There are two models in SQL Server Licensing; Server + CAL and Core based. If you the devices and users connect to SQL Server and it is not much, Server + CAL model works well with it. If the number of connections are unknown and expect many connections, then Core-based model is the best. However, you need to calculate the cost and compare before making the decision.
We use many techniques for implementing High Availability, we can use Log Shipping, Mirroring (both are deprecated), Clustering and AlwaysOn Availability Group. I was recently working on a similar implementation, had a question whether we need to purchase a license for the secondary server as it is not always active. Do we really need to purchase licenses for the secondary/stand-by server?
This was with Enterprise Edition, hence only model we can use with SQL Server 2016 is Core-based. While searching on this, I found a good resource that explains everything need, here are some I have taken from it.
The resource can be found at: http://download.microsoft.com/download/9/c/6/9c6eb70a-8d52-48f4-9f04-08970411b7a3/sql_server_2016_licensing_guide_en_us.pdf
First of all, let's see what is the core.
Your CPU can have multiple Processors and a processor can have multiple cores. The above image shows a CPU with 2 processors and processor is a Octo Core Processor that has 8 cores. If you have a CPU like above, you need to buy 16 Core licenses.

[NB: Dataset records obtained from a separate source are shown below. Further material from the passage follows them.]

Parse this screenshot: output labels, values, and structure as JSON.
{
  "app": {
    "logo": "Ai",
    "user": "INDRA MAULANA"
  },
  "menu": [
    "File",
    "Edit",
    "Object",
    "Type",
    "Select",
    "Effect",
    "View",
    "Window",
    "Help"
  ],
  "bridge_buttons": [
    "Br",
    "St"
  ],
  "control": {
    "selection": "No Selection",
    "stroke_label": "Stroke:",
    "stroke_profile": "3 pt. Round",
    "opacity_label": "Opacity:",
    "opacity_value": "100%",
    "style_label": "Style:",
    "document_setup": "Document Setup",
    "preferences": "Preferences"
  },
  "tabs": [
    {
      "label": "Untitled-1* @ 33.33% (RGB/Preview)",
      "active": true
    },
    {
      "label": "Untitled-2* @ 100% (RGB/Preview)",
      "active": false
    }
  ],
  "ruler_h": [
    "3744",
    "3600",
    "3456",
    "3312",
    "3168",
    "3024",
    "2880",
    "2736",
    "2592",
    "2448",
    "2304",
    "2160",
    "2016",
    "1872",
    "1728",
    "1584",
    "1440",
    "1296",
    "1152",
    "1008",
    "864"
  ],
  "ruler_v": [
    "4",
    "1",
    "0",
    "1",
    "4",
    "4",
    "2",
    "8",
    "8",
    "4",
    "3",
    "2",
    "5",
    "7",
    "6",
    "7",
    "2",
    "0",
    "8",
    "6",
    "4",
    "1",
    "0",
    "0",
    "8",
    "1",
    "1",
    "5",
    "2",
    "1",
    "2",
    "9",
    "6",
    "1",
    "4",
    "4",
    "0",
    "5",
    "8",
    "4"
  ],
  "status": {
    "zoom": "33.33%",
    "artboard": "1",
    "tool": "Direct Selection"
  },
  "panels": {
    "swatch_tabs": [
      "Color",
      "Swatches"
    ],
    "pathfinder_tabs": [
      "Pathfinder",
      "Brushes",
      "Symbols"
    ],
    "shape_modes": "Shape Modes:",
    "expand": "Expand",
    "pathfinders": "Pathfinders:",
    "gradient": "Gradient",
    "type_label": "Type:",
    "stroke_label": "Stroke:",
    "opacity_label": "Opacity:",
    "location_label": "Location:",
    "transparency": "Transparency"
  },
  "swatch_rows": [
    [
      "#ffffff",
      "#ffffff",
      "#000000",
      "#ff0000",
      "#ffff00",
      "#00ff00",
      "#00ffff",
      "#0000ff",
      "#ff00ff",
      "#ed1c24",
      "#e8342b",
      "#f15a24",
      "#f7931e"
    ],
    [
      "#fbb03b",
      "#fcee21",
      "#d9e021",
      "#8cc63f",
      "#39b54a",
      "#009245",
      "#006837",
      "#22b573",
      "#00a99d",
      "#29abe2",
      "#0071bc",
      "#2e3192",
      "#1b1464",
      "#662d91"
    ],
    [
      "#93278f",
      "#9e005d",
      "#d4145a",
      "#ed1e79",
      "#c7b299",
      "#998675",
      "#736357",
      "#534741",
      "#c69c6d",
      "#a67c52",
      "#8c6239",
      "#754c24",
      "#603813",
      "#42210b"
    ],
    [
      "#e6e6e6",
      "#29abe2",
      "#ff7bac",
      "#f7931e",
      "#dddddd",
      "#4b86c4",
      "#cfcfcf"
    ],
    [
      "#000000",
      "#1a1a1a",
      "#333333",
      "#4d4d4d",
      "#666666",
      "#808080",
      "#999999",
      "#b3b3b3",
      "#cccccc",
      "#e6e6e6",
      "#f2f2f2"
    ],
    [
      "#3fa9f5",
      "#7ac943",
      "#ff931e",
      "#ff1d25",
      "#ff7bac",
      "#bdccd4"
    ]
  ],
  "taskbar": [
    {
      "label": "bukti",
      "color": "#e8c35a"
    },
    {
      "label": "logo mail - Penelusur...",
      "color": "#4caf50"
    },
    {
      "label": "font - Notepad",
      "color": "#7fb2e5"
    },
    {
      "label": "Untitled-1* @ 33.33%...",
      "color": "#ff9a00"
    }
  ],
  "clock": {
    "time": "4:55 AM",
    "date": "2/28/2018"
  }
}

When you implement High Availability with Windows Clustering (whether it is Cloud or On-Premises, it is same), one node becomes Active and other node becomes Passive. Since the Passive Node will not be used unless there is a fail-over, it does not requires licenses for its cores.
However, if you use AlwaysOn Availability Group with Windows Clustering and second node will be used as a read-only instance for queries and reporting, then it needs licenses based on the number of cores.